Por fim, ele prometeu muito esforço para enquadrar sua interpretação em
meu pedido. E andou, realmente tentando. Até mesmo no ensaio geral percebi que
ele tinha evoluído, e o que estava fazendo já era satisfatório.
Em noite de estréia sempre peço que atores e atrizes cheguem ao teatro
uma hora antes, para o último laboratório e a meia hora de concentração.

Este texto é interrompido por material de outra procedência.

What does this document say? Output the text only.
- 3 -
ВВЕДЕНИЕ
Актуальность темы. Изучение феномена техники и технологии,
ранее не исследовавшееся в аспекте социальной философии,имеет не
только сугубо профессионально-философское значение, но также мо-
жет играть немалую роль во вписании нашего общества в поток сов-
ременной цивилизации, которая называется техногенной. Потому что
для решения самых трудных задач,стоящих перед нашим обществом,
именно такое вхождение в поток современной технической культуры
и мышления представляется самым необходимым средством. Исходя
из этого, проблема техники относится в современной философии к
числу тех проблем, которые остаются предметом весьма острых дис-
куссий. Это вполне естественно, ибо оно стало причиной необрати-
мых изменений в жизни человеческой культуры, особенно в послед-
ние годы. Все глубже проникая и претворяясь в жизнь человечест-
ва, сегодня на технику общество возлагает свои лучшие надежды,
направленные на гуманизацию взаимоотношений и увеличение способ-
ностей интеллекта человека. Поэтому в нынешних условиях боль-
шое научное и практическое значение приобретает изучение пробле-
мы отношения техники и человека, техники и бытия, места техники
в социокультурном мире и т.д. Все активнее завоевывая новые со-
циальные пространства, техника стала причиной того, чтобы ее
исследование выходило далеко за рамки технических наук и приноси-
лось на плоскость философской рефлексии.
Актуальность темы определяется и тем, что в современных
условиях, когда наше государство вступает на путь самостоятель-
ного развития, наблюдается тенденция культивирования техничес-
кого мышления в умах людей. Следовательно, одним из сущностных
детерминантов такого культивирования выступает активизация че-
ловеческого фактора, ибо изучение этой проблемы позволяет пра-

Quando Pedro chegou, senti uma dor aguda que me pareceu no baço, uma dor
que me repuxou o lado esquerdo do baixo ventre. Ele entrou no saguão olhando
para o infinito e com um sorriso esboçado com tanto tédio que todos começamos a
cochichar. Deu a mão a todos da companhia e pareceu muito admirado pelo fato de
ninguém ter-se curvado em sinal de respeito.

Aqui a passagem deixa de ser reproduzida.